Profile Image for Cathy Bryant.
Author 7 books15 followers
August 27, 2015
This is one of the best crime thrillers I've read for years, and I read quite a few crime thrillers. For a start, the characters are interesting and unusual - I don't think I've ever seen a homeopath portrayed sympathetically, nor a working class single mother in crime fiction. Then there's the elderly skull-collector and the mentally ill sister of the doctor...it's a vibrant cast.
Vibrancy and energy sustain this novel throughout the twists and turns, which aren't as predictable and obvious as many writers would have made them. I was left at the end feeling as if I'd ridden a rollercoaster, and given food for thought too.
The prose is also vital and assured. This is not an amateur, uncertain writer but one with all the professional's armoury of techniques at her disposal,and she uses them, from the fierce word choices that slap us into the opening scene to the elegant and sometimes painful coils of the protagonist's thought processes.
Recommended!
Profile Image for Mystic Miraflores.
1,402 reviews7 followers
February 4, 2020
Ms. Laws is a new author to me so I didn't know what to expect. The book was slow to start but it built up to a fantastic twist ending. Although I found the character of Erica somewhat irritating as a know-it-all amateur detective, I think I will read the next book in the series.

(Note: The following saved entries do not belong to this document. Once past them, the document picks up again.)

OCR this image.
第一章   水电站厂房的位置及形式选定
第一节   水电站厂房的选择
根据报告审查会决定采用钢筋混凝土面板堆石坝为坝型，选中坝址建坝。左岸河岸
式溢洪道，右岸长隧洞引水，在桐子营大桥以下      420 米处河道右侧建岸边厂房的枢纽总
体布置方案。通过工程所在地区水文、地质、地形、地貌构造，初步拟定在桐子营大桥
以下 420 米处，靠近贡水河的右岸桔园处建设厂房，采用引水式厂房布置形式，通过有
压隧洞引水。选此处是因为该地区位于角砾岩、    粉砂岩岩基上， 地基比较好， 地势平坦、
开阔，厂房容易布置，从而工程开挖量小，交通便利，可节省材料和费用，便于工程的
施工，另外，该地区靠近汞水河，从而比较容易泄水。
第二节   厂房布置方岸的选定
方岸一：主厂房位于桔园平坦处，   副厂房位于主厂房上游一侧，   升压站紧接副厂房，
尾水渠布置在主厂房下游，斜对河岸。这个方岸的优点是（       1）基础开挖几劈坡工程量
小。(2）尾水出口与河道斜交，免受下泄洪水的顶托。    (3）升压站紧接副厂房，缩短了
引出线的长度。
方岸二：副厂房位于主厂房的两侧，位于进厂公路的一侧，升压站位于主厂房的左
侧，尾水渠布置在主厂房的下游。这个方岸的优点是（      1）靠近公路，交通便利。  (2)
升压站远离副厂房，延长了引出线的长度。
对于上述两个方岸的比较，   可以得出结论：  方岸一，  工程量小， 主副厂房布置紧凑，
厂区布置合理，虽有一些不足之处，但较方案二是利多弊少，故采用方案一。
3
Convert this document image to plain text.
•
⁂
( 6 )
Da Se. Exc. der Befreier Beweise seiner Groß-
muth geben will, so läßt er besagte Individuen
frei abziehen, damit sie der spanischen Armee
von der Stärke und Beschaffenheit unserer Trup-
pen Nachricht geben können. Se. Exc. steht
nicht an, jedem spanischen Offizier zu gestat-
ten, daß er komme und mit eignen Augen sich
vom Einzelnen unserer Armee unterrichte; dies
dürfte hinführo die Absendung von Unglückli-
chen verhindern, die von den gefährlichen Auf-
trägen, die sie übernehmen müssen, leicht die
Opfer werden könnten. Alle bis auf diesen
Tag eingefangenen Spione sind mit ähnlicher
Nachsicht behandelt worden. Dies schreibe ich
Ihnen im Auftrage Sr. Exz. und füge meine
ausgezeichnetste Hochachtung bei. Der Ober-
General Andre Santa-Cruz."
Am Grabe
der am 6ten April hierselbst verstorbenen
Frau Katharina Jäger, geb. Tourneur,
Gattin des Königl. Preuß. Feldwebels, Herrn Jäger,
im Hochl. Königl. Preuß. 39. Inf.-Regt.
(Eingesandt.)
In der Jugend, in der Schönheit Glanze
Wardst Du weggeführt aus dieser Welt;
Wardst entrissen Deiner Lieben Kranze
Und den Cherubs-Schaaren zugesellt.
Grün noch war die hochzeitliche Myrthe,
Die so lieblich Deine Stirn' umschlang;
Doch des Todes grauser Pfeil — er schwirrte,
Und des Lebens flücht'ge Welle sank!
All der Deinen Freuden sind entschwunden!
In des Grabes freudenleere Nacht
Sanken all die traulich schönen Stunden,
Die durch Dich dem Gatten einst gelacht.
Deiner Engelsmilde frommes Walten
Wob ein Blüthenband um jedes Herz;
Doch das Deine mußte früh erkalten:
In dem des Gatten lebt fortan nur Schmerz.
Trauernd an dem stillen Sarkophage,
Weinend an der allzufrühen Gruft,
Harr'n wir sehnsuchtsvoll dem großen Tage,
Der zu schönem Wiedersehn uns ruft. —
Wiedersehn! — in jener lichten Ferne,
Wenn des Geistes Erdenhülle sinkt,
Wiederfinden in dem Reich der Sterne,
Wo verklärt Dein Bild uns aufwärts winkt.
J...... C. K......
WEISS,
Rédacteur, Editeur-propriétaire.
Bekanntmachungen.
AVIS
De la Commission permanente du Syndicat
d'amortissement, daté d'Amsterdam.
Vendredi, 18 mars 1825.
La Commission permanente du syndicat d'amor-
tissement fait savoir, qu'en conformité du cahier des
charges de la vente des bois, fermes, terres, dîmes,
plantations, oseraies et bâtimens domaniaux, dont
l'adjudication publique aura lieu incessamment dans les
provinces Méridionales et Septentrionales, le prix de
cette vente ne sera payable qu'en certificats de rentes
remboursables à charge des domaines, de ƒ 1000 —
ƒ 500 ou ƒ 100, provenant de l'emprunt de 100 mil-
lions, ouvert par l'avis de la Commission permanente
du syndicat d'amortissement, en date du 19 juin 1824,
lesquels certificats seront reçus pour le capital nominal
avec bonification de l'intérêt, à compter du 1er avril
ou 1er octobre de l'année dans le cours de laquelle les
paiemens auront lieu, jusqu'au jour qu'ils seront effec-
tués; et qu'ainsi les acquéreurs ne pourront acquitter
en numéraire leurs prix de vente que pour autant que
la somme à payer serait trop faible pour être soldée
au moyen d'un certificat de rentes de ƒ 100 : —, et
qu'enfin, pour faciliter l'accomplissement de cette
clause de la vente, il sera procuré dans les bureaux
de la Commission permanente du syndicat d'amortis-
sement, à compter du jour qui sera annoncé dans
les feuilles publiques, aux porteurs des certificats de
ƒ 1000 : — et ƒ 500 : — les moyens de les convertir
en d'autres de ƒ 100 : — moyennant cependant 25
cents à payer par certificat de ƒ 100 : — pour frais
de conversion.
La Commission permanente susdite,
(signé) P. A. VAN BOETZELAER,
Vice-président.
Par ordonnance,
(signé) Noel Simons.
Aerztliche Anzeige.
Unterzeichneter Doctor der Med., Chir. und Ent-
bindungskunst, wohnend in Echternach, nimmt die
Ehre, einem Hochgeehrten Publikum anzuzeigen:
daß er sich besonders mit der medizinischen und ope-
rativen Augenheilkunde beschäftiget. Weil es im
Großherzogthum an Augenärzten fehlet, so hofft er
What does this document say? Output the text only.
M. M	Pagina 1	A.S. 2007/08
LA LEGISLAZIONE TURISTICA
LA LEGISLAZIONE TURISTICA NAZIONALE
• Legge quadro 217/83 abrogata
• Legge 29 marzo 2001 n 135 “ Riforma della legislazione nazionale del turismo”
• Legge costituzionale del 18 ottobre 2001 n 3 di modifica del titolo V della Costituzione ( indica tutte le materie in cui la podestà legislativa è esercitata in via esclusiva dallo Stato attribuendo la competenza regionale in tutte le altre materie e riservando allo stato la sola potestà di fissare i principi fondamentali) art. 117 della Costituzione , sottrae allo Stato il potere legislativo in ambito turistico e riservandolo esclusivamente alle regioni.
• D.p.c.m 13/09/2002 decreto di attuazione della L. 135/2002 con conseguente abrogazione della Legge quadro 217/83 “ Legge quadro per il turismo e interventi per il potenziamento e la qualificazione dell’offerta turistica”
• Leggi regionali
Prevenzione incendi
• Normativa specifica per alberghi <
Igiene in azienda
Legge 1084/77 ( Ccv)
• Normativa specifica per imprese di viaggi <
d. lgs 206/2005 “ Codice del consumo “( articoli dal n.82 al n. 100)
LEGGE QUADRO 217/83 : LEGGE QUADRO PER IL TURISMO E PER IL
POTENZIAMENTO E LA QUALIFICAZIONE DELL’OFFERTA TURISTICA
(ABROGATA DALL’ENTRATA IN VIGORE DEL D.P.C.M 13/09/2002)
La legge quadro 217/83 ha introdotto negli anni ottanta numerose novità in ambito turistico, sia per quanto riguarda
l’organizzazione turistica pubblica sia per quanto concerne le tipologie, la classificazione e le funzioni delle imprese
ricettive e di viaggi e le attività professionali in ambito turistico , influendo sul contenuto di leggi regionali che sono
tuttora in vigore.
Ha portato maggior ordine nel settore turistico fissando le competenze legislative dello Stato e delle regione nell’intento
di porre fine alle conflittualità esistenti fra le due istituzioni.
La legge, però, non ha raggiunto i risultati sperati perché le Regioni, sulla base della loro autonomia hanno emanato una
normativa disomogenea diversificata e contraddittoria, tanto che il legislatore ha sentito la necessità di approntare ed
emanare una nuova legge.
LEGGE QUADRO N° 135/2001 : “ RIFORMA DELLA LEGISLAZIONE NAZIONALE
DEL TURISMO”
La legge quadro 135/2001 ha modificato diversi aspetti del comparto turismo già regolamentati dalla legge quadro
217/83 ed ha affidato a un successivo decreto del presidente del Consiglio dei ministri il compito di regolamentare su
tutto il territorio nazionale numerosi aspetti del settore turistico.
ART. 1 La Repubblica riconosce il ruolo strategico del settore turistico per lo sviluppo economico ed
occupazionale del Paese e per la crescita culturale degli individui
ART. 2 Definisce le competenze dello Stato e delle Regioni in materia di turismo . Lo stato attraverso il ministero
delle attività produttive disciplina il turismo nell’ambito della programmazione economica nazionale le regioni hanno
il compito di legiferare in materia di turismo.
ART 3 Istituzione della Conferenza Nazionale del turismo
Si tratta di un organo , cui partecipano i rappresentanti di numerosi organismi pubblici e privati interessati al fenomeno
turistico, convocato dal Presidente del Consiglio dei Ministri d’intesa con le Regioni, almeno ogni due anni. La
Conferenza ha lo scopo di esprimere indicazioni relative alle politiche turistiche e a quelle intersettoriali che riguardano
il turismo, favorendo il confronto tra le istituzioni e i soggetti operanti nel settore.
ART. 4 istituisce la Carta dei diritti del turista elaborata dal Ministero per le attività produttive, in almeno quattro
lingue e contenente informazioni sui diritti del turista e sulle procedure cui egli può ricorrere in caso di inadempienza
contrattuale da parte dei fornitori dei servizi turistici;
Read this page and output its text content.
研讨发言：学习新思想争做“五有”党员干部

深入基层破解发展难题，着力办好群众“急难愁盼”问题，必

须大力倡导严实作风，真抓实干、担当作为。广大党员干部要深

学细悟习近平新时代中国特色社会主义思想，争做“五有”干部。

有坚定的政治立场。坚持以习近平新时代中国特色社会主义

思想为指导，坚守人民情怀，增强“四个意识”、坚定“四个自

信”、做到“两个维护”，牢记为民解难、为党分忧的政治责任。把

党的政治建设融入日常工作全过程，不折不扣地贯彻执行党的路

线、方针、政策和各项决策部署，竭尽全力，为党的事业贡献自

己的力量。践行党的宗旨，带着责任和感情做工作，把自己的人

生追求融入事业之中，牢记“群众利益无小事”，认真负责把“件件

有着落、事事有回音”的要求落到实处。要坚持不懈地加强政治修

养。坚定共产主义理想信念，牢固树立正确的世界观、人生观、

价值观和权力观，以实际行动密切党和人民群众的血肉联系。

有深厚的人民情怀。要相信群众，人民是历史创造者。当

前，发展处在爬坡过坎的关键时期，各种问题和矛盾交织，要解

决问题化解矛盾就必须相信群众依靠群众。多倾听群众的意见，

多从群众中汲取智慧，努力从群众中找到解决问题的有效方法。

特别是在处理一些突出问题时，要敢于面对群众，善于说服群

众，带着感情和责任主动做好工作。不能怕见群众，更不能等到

Profile Image for Reb MacRath.
Author 14 books136 followers
December 3, 2013
A 'dark cosy', as one reviewer put it, is as close as we're likely to get it to a perfect tag for this mystery. I entered with some trepidation, since I'm not a fan of cosies and more than one reader had mentioned that the story was slow to take off. In fact, the terrific mystery angle doesn't kick off until the Kindle meter ticks off about 49%. Till then we have a rich, smooth blend of slowly simmering mystery (over a disappeared childhood friend), character study, dramedy...and just plain terrific writing. That last item makes all the difference. First-rate writers command our attention, never more so than when they choose to go at their own speed. This writer had me nearly at hello with the precision of her phrasing and her cool poetic turns: 'delusions of blondeur'...'teeth more ruined than a Roman wall'...the lovely description of a baby's fresh smell. Meanwhile, dark things are going on: a pregnant slattern's near death while pub crawling...the grisly, Gothic 'rotting spot'...perhaps a second missing/murdered girl...One of the author's bolder decisions turns out to be one of the book's great delights: Erica, the heroine, is a professional homeopath and a former fattie still recovering from sugar and cooked food addictions. Most agents and editors would have backed away in horror. And yet, Erica's alternative profession is woven quite neatly into the tale, contributing to the solution and eventually saving her life. You don't need to share all of her beliefs to enjoy her as a character or thrill to her detecting style--no more than you need a Medieval mindset to get into The Name of the Rose. My one reservation did not diminish the number of stars: but I would have enjoyed seeing a bit more of Will Bennett. That aside--and easily aside--this is a world-class, terrific debut.
Profile Image for Jack.
2,871 reviews26 followers
October 23, 2016
An intriguing mystery starting with a missing woman, then revealing a complex history of family secrets.